Nor is there any merit in the argument of counsel for respondent that this is an equitable action, and that under the maxim that he who seeks equity must do equity, the plaintiff and appellant should be required to pay the mortgage before he is entitled to the relief prayed for. We are aware of the decisions in the cases of Tracy v. Wheeler & Scott, 15 N. D. 248, 6 L.R.A.(N.S.) 516, 107 N. W. 68, and Cotton v. Horton, 22 N. D. 1, 132 N. W. 225. All that these cases decide, however, was that a court of equity will not cancel a real estate mortgage securing a just debt which coneededly has not been paid, at the suit of the mortgagor, or one standing in his shoes, when the only ground *324urged for such relief is that the statute of limitations is available as a defense against its foreclosure.

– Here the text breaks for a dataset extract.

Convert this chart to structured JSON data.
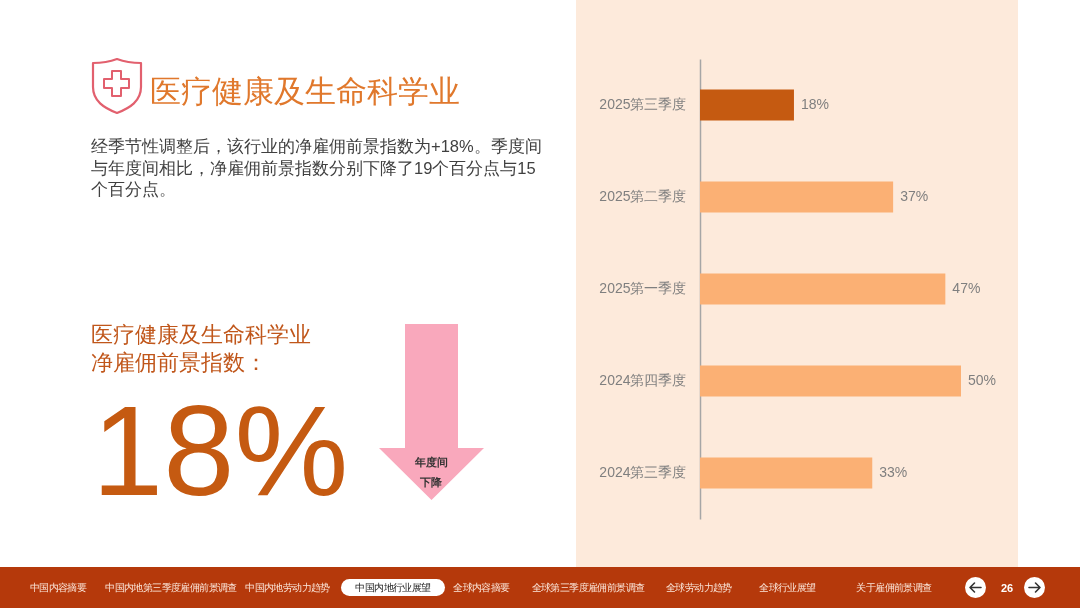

The distinction between the case at bar and the cases cited is that in the case at bar there was no privity of estate between the plaintiff and his ancestor, nor had the mortgage ever attached to the land. The plaintiff owed no debt, nor had he any legal obligations to anyone. He did not claim under his ancestor, nor was he in privity with him. “The doctrine of relation,” says the Supreme Court of the United States in Gibson v. Chouteau, 13 Wal. 92, 20 L. ed. 534, “is a fiction of law adopted by the courts solely for the purposes of justice, and is only applied for the security and protection of persons who stand in some privity with the party that ... acquired the equitable claim or right to the title” of the land. (See also Hussman v. Durham, 165 U. S. 144, 41 L. ed. 664, 17 Sup. Ct. Rep. 253; 16 Cyc. 1716.)
The judgment of the District Court is reversed, and the trial court is directed to enter a decree canceling the said mortgage and the records thereof as clouds on the title of the appellant, and quieting his title as against the respondent. The defendant and respondent will pay the costs and disbursements of this appeal.